Rutland Regional Medical Center and Rutland Heart Center offer a comprehensive range of state-of-the-art services to accurately diagnose heart disease, including:
- Angiogram. This minimally-invasive procedure uses a special dye and x-rays to see how blood flows through the heart, measure a person’s oxygen levels and examine whether arteries are open or blocked.
- Blood Pressure Monitoring. A blood pressure monitor roughly the size of a cell phone is worn for a 24 hour period on the arm or waist, where it’s connected by a slender hose to an arm blood pressure cuff. Recording blood pressure every hour, it helps physicians determine the severity and scope of hypertension a patient may be suffering.
- Cardiac Stress Test. The patient walks on a treadmill to monitor the heart, pulse and blood pressure during exercise and detect the presence of coronary artery disease.
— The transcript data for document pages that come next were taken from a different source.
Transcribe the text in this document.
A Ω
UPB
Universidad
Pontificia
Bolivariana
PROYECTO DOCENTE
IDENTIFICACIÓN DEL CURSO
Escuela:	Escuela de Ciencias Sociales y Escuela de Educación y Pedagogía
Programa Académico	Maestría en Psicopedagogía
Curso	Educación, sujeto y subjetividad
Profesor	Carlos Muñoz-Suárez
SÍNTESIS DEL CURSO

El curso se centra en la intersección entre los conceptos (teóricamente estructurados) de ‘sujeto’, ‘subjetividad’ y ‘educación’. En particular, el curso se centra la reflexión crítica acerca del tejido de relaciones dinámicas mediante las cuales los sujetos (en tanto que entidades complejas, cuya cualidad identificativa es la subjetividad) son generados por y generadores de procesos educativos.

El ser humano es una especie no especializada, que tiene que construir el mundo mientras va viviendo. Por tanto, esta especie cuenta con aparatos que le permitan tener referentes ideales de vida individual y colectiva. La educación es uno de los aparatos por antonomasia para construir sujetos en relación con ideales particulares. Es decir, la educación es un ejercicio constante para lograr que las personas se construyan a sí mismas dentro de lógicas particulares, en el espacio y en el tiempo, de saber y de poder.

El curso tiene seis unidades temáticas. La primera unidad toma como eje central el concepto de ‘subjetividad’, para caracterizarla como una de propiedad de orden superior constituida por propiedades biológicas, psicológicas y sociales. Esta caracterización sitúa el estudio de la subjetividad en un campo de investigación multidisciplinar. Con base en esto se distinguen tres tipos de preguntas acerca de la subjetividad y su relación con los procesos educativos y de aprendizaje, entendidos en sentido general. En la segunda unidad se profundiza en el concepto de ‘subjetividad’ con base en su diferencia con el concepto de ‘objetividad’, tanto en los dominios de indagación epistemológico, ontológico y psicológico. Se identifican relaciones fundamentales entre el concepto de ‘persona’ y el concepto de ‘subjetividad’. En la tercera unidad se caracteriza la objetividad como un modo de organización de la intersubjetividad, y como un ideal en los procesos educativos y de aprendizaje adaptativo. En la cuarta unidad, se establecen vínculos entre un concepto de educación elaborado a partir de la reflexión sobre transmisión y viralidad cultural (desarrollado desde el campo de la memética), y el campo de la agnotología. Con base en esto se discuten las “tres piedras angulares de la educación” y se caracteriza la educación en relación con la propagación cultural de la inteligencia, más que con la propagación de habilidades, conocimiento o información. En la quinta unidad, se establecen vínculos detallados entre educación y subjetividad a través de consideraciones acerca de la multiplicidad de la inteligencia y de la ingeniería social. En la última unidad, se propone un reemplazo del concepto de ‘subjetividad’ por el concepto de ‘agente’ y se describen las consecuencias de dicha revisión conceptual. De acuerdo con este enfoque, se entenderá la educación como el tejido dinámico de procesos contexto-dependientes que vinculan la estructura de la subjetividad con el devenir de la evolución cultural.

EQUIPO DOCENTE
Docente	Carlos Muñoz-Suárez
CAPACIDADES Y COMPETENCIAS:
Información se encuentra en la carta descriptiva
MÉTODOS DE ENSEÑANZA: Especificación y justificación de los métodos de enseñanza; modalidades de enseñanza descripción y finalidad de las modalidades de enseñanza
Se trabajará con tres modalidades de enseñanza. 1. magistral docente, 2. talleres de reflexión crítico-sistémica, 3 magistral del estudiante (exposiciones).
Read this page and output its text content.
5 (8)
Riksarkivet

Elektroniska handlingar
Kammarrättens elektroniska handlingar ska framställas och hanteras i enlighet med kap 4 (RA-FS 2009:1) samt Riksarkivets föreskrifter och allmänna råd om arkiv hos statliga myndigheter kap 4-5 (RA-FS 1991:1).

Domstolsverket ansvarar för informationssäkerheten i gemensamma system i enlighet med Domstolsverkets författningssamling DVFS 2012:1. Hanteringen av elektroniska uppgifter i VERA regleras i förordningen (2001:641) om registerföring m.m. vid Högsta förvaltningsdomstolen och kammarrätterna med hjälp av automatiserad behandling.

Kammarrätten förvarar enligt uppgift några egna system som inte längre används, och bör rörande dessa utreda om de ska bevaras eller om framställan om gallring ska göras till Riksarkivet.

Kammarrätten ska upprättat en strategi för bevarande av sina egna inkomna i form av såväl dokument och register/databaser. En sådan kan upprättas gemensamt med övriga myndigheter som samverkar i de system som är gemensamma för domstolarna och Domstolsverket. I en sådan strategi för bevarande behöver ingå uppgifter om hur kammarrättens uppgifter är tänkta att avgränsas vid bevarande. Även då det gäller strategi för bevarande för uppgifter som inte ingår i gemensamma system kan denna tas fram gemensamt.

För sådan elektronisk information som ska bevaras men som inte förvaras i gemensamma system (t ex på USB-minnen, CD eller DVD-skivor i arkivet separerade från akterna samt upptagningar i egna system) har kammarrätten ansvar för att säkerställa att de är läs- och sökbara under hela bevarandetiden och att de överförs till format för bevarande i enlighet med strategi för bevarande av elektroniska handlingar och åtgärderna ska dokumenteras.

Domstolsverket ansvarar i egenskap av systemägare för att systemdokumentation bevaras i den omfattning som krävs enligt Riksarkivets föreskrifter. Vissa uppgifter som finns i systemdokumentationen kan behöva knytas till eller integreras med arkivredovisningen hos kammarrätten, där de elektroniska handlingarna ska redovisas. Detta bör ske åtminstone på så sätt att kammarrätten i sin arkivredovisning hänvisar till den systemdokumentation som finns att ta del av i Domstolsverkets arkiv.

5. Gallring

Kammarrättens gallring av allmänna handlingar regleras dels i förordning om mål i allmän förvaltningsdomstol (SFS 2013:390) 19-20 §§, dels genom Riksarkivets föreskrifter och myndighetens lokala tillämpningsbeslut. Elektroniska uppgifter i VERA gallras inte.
- Cardiac Catheterization. A board-certified interventional cardiologist threads a catheter – a long thin hollow tube – from the groin, up through the femoral artery, and to the heart. Dye is injected through the catheter, allowing pictures of the heart to appear on a computer monitor. The test makes it possible for a physician to view blockages and valve problems.
- Computed Tomography (CT Scan). A painless, sophisticated, non-invasive procedure that uses radiation and computer technology to create a detailed, cross-sectional picture of the heart and blood vessels.
- Echocardiogram. Ultrasonic waves are used to produce images of the heart's valves and chambers. It’s most often used to diagnose heart function and structural abnormalities.
- Electrocardiogram (EKG). A quick, non-invasive test that records the electrical activity of the heart, shows abnormal rhythms and detects signs of heart attack or heart damage.
- Holter Monitor. A small, portable, battery-powered EKG machine worn by a patient to record heartbeats over a 24- to 48-hour period.
- Magnetic Resonance Imaging (MRI). A powerful magnetic field, radio waves and a computer are used to produces clear, detailed images of the heart and surrounding tissues.
- Nuclear Stress Test. Designed to measure blood flow to the heart both while it’s at rest and during exercise, this test involves the patient being injected with a small dose of radioactive dye and then walking on a treadmill.
- Cardiac and Vascular Ultrasound. Sound waves are used to examine blood vessels and detect signs of a dilatation or blockage.
All of these tests are performed on an outpatient basis.